1. Glad you are better.
2. Be sure the doctor who said you were fine has experience with asthma. Sometimes a person can sound normal between acute attacks, and doctors without much experience with the diagnosis might think nothing is wrong if it is.
3. What you are asking about is stepping down treatment. As previously mentioned, getting set up with an asthma specialist and developing an action plan is a good way to do this. Every person differs, but in my case, I can step down the treatment if I have symptoms or decreased peak flows two times a week or less. Once I step it down, if the symptoms or decreased peak flows are more than two times a week, I have to step it back up. If you do see an asthma specialist, maybe you could go on a lower dosage of Flovent.
4. Yes, it is good to minimalize the amount of medicines as much as possible. However, all risk is relative. On the one hand, there is the risk of an uncontrolled attack. Even if the symptoms subside on their own, there probably is uncontrolled low grade inflammation. On the other hand, there is risk of the long term effects of the medicines. Even if the symptoms subside on their own, if a person is having them several times a week, there might be uncontrolled inflammation. The problem with uncontrolled inflammation in the lungs is that it can lead to fibrotic changes and airway remodeling. If that happens, this is permanent lung damage. The obstruction to breathing is not as reversible and responsive to medications in that event.

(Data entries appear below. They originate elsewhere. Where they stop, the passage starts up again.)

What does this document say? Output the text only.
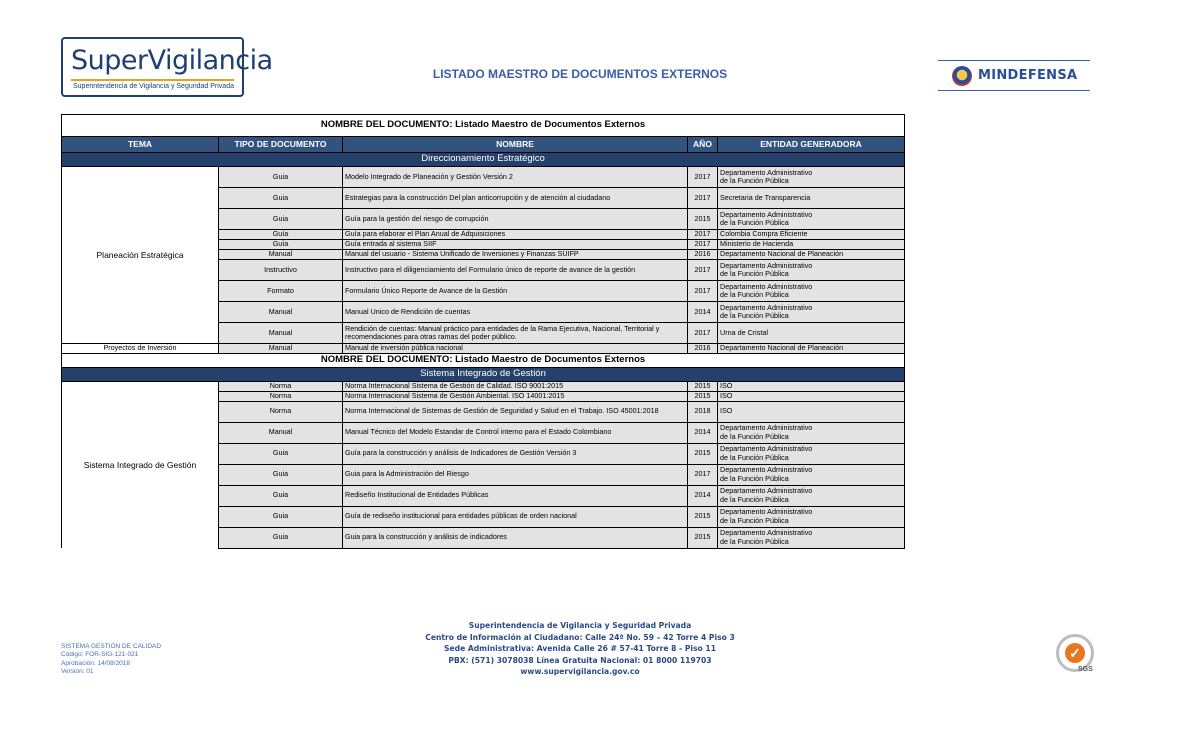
SuperVigilancia
Superintendencia de Vigilancia y Seguridad Privada
LISTADO MAESTRO DE DOCUMENTOS EXTERNOS	MINDEFENSA
NOMBRE DEL DOCUMENTO: Listado Maestro de Documentos Externos				
TEMA	TIPO DE DOCUMENTO	NOMBRE	AÑO	ENTIDAD GENERADORA
Direccionamiento Estratégico				
Planeación Estratégica	Guia	Modelo Integrado de Planeación y Gestión Versión 2	2017	Departamento Administrativo
de la Función Pública
	Guia	Estrategias para la construcción Del plan anticorrupción y de atención al ciudadano	2017	Secretaria de Transparencia
	Guia	Guía para la gestión del riesgo de corrupción	2015	Departamento Administrativo
de la Función Pública
	Guía	Guía para elaborar el Plan Anual de Adquisiciones	2017	Colombia Compra Eficiente
	Guía	Guía entrada al sistema SIIF	2017	Ministerio de Hacienda
	Manual	Manual del usuario - Sistema Unificado de Inversiones y Finanzas SUIFP	2016	Departamento Nacional de Planeación
	Instructivo	Instructivo para el diligenciamiento del Formulario único de reporte de avance de la gestión	2017	Departamento Administrativo
de la Función Pública
	Formato	Formulario Único Reporte de Avance de la Gestión	2017	Departamento Administrativo
de la Función Pública
	Manual	Manual Unico de Rendición de cuentas	2014	Departamento Administrativo
de la Función Pública
	Manual	Rendición de cuentas: Manual práctico para entidades de la Rama Ejecutiva, Nacional, Territorial y recomendaciones para otras ramas del poder público.	2017	Urna de Cristal
Proyectos de Inversión	Manual	Manual de inversión pública nacional	2016	Departamento Nacional de Planeación
NOMBRE DEL DOCUMENTO: Listado Maestro de Documentos Externos				
Sistema Integrado de Gestión				
Sistema Integrado de Gestión	Norma	Norma Internacional Sistema de Gestión de Calidad. ISO 9001:2015	2015	ISO
	Norma	Norma Internacional Sistema de Gestión Ambiental. ISO 14001:2015	2015	ISO
	Norma	Norma Internacional de Sistemas de Gestión de Seguridad y Salud en el Trabajo. ISO 45001:2018	2018	ISO
	Manual	Manual Técnico del Modelo Estandar de Control interno para el Estado Colombiano	2014	Departamento Administrativo
de la Función Pública
	Guia	Guía para la construcción y análisis de Indicadores de Gestión Versión 3	2015	Departamento Administrativo
de la Función Pública
	Guia	Guia para la Administración del Riesgo	2017	Departamento Administrativo
de la Función Pública
	Guia	Rediseño Institucional de Entidades Públicas	2014	Departamento Administrativo
de la Función Pública
	Guia	Guía de rediseño institucional para entidades públicas de orden nacional	2015	Departamento Administrativo
de la Función Pública
	Guia	Guia para la construcción y análisis de indicadores	2015	Departamento Administrativo
de la Función Pública
SISTEMA GESTIÓN DE CALIDAD
Código: FOR-SIG-121-021
Aprobación: 14/08/2018
Versión: 01
Superintendencia de Vigilancia y Seguridad Privada
Centro de Información al Ciudadano: Calle 24ª No. 59 – 42 Torre 4 Piso 3
Sede Administrativa: Avenida Calle 26 # 57-41 Torre 8 - Piso 11
PBX: (571) 3078038 Línea Gratuita Nacional: 01 8000 119703
www.supervigilancia.gov.co
✓
SGS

5. I try to minimalize reliance on medicines as well, mostly by trying to ensuring the environment is good. But I still take Advair 500/50 (similar to Flovent, but with an added drug) twice a day. I have to. If I don't, I end up taking much stronger corticosteroids to get things controlled. FloVent or Advair 500/50 have risks associated with the medicine itself, especially Advair with the salmeterol, but not taking it is even riskier as I end up taking prednisone, which is very hard on the body.
6. I hope this helps. You sound like you want to learn things. That's good, and I would get my hands on as much information as you can. Good luck.